Billy watched, hand clenching the vanilla cone he had ordered.  It cracked and shattered, ice cream bursting out and oozing down his hand.  He jerked, looking down at the ruined cone in shock.  With a frown and a grumble, he stomped up to the counter.  Steve’s beautiful brown eyes were locked on the man, and Billy was pretty sure he’d been red since the two had stepped foot in here.  It made his blood boil.  What did that guy have that he didn’t?  Height, he supposed, but Nancy had been short--
“What can I get for you?” Steve’s voice was pitched high, the way it went when he was nervous, and Billy scowled deeper.
“Ooh,” the woman said, pointing into the case.  “That one.  It has rum in the name.” The man gave a hearty chuckle and it sounded like the sun on the fields.  It made Billy’s heart sink.  The guy was not only hot, but seemed to be sunshine personified and Billy was, well, not.  So he did what he did best.

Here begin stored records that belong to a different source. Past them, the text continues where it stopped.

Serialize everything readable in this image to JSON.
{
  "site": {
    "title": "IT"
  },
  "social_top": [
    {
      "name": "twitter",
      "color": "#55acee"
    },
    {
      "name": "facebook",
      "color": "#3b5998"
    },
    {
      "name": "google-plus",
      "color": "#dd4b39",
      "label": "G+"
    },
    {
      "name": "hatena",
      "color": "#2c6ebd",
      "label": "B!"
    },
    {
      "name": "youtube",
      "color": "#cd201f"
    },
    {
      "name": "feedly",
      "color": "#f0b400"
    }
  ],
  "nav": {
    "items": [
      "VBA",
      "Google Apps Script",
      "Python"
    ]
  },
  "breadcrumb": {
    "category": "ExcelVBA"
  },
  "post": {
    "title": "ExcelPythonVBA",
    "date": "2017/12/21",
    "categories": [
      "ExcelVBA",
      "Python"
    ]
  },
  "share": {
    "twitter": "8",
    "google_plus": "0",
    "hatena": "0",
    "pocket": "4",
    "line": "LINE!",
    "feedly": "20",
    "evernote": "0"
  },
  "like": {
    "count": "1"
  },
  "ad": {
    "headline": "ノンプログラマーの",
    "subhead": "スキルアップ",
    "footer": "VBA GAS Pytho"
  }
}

“Harrington,” he drawled, tossing the ruined cone into the trash as he walked up to the front, somehow grabbing Steve’s attention.  “You got any napkins?  Had a spill.” He smiled, holding up his hand.  Steve blinked and Billy couldn’t help himself, couldn’t help that he wanted Steve so badly, “Or should I just lick it up?” It got him a laugh from the two, and he shot them a disdainful look.  Neither seemed bothered by it.  The man seemed to think it was funny, but the woman… She looked all too knowing.  So he looked back at Steve, who was staring at Billy’s hand.  Before he could say anything more, Robin popped up, shoving a wet rag at him as she avoided eye contact.  Before she could retreat, Steve grabbed her arm.
“Rob, why don’t you get this lady her Rum Raisin.” She gave him a weak glare, but grabbed her scoop.  Billy wiped off his hand and went back to wipe the table, glaring daggers at the tall man.
“Sailor Steve,” the man said, all charming and handsome and Billy wanted to punch him so badly-- “What flavor would you recommend?”
“Well, you could-- Did you-- We do taste tests,” he babbled, like he did when he was worked up.  Billy clenched the rag tighter, making cloudy water drip onto the table.
“Fantastic!  I’ll try each one!” As Steve got to work grabbing tiny spoons handing each flavor over and watching the way he licked each drop of ice cream from the spoon, Robin attempted to fill a pint with Rum Raisin.  She scooped, glancing up to look at the woman, who was leaning against the glass, a wicked smile on her face.  Robin dropped the scoop on the floor, her brain screeching like a blue screen on a computer.
“Here,” Billy said, dropping the wet rag onto the counter with a slap.  Steve barely looked at him.  “Listen, Harrington,” he said, snapping his fingers to get the boy’s attention, ignoring the pit growing in his stomach.  Because this guy was-- Even Billy could barely look away from him.  Like, he was sculpted from fucking marble.  “I’m gonna head out--” That finally grabbed Steve’s attention.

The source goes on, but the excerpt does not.